Question: Being over age 65, both of my parents are now on Medicare and receive Social Security. My sister and I have beginning to take an active part in our parents’ planning, but we are having difficulty understanding where Medicare ends and Medicaid begins – and vice versa. How do these complicated programs work, where is the crossover, and how do we help our parents plan for the future? We feel lost.
Answer: The is significant overlap of the Medicare and Medicaid programs which, to say, the least, is difficult for the average American to understand. The Medicare program (provided for under the Social Security Act) is a federally funded program that furnishes hospital insurance -- also known as Part A coverage -- and medical insurance -- called Part B coverage for people 65 years of age and older -- and for certain disabled persons. For those who have insured status under Social Security or Railroad Retirement, coverage Part A coverage is automatic while Part B coverage requires payment of a monthly premium.
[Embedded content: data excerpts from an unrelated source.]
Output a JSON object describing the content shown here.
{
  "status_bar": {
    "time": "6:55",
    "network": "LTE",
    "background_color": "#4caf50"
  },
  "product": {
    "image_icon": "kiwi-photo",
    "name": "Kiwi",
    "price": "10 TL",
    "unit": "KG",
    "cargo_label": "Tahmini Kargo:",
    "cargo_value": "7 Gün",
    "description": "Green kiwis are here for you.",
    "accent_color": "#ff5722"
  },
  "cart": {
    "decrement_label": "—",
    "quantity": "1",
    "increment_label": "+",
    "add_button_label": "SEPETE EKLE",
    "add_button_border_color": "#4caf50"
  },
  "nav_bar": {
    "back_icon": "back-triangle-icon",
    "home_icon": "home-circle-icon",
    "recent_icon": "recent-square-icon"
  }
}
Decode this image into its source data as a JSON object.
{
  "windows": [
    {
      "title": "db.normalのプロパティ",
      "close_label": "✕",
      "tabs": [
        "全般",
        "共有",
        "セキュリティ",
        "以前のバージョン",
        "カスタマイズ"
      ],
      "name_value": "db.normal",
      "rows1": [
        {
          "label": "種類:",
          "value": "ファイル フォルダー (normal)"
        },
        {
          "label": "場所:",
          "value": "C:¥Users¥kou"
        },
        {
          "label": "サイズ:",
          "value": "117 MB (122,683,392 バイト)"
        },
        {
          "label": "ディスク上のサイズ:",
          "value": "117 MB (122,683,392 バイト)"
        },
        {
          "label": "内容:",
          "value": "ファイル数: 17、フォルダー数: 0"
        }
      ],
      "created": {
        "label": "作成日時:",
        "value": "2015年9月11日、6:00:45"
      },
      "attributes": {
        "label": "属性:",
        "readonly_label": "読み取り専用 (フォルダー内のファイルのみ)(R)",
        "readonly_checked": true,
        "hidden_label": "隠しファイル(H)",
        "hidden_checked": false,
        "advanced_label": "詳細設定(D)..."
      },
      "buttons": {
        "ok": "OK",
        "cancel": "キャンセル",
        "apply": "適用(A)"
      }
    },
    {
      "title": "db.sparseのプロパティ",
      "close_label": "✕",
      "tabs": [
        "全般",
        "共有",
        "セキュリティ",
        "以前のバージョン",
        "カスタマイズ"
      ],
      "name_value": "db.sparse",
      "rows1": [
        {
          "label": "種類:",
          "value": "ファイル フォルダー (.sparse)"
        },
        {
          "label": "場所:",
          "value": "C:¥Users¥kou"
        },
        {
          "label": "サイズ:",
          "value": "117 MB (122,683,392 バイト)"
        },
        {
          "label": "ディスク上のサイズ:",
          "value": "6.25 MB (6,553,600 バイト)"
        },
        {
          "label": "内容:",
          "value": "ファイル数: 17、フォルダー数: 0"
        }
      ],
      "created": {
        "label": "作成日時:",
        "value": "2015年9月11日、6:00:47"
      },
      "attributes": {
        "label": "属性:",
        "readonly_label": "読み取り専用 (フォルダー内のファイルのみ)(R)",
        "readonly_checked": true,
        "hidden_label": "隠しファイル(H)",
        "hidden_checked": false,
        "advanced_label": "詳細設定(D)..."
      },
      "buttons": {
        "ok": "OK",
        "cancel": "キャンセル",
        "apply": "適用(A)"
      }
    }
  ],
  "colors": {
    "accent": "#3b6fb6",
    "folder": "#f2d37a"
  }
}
Medicare is available to everyone. Medicaid, on the other hand, is a joint federal and state program for the poor.
Some aged and/or disabled persons are covered under both the Medicaid and Medicare programs. For those Medicare beneficiaries who are also fully eligible for Medicaid, Medicare coverage is supplemented by health care services that are available under each State's Medicaid program. If a person is a Medicare beneficiary, payments for any services covered by Medicare are made by Medicare before any payments are made by the Medicaid program because Medicaid is always "payor of last resort." As each State may elect, services such as eyeglasses, hearing aids, and nursing facility care that are not covered by Medicare may be provided by the Medicaid program.
There are some Medicare beneficiaries who are not fully eligible for Medicaid, but who do receive some help through the State Medicaid program which pays part of that person’s Medicare premiums and cost-sharing expenses. For example, Qualified Disabled and Working Individuals (called "QDWI’s") are those who lose Medicare benefits because of their return to work and are allowed to purchase Medicare Part A and Part B coverage with certain stipulations. Then there are certain poor Medicare recipients whose incomes are below the Federal poverty level and whose resources at or below twice the standard allowed under the SSI program. For these folks -- known as "Qualified Medicare Beneficiaries" (QMBs), the Medicaid program pays the Medicare premiums and cost-sharing expenses for Medicare Part A and Part B. But for "Specified Low-Income Medicare Beneficiaries" (SLMBs) -- who are like QMBs, but have slightly higher incomes -- the Medicaid program pays only the Part B premiums.
Medicaid is a vendor payment program, meaning that payments are made directly to the providers, by agreeing to participate in Medicaid, must accept the Medicaid reimbursement level as payment in full. Each State has very broad discretion to determine, within federally-imposed limits and specific restrictions the reimbursement methodology and resulting rate for services, with three exceptions: (1) payment for institutional services may not exceed amounts that would be paid under Medicare payment rates; (2) different limits apply to disproportionate share hospitals (DSHs); and (3) rates can’t be lower that Medicare rates for hospice care services.
States may also impose nominal deductibles, coinsurance, or copayments on some Medicaid recipients for certain services, but emergency services and family planning services must be exempt from such co-payments. And certain Medicaid recipients must be excluded from this cost sharing: pregnant women, children under age 18, hospital or nursing home patients who are expected to contribute most of their income to institutional care, and categorically needy HMO enrollees.
The amount of total Federal outlays for Medicaid has no cap or set upper limit but, instead, the Federal government must match whatever the individual State decides to provide, within the law, for its eligible recipients in that state. It is important to remember, however, that these reimbursement rates must be sufficient to enlist a sufficient number of providers to assure that Medicaid care and services are available under the plan at least to the extent that such care and services are available to the general population in that geographic area.
Each state must add its own funds in order to pay qualified hospitals that provide inpatient services to a disproportionate number of Medicaid recipients and/or other low-income persons under what is known as the disproportionate share hospital (DSH) program. But recent legislation has reduced some States' excessively-large DSH payments which had been paid to a number of States in order to get higher Federal matching monies with little or no increase in the States' share through refundable donations and provider taxes.
The part of of the Medicaid program which is paid by the Federal government -- known as the Federal Medical Assistance Percentage (FMAP) -- is determined each year for each State by a formula that compares the State's average per capita income level with the national average. By law, the FMAP cannot be lower than 50 percent nor greater than 83 percent of this number. That’s why the wealthier States have a smaller share of their costs reimbursed by the Federal government which also shares in the State's expenditures for administration of the Medicaid program.
Although most administrative costs are matched at 50 percent for all States, higher matching rates -- that is, 75, 90 and 100 percent -- are authorized by law for certain functions and activities.
We suggest that planning in these areas be handled only with experienced professionals who have the knowledge and skills to guide you and your parents through these governmental labyrinths.